Finding Love in Unexpected Places
Then young Billy drops into her life and his neediness calls out to her. Carrie takes him in and reads him her rules: Trust no one. Keep your word. Don’t abide liars. Lead a Christian life.
At the same time, the handsome, just-retired Pinkerton agent JT Grant also enters her life, privately hoping Carrie will lead him to whoever killed his Pinkerton buddy Hank Lipton. But like Carrie feels about Billy, JT cannot help but care for and bail Carrie out of dire situations. After all, traveling alone out West was not safe for a woman in 1860. “There’s no law west of St Louis and no God west of Fort Smith.”
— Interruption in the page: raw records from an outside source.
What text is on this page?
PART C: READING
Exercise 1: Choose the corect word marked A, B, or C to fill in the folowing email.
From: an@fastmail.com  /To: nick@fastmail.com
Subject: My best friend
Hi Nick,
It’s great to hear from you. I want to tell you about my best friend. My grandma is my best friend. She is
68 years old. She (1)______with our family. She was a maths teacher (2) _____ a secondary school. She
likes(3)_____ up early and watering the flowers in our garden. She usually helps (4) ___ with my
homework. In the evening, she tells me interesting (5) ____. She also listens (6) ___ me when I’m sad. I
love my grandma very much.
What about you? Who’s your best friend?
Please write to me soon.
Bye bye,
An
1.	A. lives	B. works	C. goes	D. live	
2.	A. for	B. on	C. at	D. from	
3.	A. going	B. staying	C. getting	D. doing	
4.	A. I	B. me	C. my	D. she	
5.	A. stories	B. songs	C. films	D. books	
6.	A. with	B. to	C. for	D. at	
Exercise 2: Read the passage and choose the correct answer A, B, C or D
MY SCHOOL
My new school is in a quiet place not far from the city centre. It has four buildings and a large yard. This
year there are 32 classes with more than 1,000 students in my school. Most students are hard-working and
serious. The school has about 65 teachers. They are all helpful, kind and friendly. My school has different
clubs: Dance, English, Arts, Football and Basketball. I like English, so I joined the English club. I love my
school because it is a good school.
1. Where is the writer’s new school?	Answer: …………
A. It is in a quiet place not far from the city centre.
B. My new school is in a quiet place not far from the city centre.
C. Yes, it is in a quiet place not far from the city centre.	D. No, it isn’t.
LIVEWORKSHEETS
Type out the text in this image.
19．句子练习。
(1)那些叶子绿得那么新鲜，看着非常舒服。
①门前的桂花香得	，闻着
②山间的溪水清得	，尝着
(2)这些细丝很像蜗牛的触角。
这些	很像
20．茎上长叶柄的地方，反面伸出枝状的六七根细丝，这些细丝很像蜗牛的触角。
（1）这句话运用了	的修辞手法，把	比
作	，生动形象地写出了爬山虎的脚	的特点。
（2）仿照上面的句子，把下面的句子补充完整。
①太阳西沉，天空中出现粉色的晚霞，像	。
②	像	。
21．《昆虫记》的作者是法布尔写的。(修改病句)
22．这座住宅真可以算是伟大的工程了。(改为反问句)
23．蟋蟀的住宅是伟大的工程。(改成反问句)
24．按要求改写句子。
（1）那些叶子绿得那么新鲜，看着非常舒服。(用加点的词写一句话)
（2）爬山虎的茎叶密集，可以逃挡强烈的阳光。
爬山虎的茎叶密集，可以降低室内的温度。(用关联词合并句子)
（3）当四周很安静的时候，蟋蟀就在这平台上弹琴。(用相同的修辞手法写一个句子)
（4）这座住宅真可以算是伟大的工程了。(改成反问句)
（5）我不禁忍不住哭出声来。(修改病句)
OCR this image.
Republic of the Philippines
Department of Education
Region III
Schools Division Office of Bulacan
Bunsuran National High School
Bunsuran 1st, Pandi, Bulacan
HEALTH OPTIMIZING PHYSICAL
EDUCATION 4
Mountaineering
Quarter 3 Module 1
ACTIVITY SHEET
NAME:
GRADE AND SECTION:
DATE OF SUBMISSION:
Sensuous details of daily life in those days add to the read. Carrie steeps dried orange rind left over from summer to enjoy spiced tea in the winter and cures headaches with powders and cannabis tea. As a Pony Express cook in Nebraska, she wins hearts with her hot cornbread, made special by the inclusion of sugar and bacon grease. The characters travel a large swath of America, from Covington, Kentucky where the pain of slavery is more visible than in Ohio, to Big Sandy, Nebraska, with its “endless expanse of grasslands,” and on to New Orleans with its rich gumbo, Creole accents, and music in the streets, before crossing the Mississippi River to Texas.
Satisfying and Romantic Read
The cavalier subtext to White’s portrayal of the times brings a smile. Says one town official speaking to JT and other Pinkerton agents: “I don’t know about you, Pinkerton men, but I like my prisoners to be guilty before I string them up.” In another romantic passage with JT tending to Carrie “he scooped her up fluidly like a cowboy who has handled hay bales for years.”
The strength of Guilty of Stealing His Heart appears in how convincingly the lives of disparate characters blend together, thanks to a thoughtful sense of character motivation and plausible plotting. Unexpected twists and turns compel reading on to a satisfying whodunnit surprise and a romantic happily-ever-after ending.
About the Author:
Nancy Lynn White was born in Washington, D.C. into the nomadic life of a military family. She has one beautiful daughter and two of the most-loved grandchildren on the planet. She graduated from Capital University in Columbus, Ohio with a B.A. in English/Professional Writing. She is now self-employed as a freelance writer. She has the following creative non-fiction short stories published in magazines: “The Boss from Hell”, Work Literary Magazine, November 2014; “You’re Safer in a Plane Than a Car”, Shatter the Looking Glass Literary Magazine, January 2015; “Sippin’ Bourbon Dressing”, Good Ole Days Magazine, December 2016.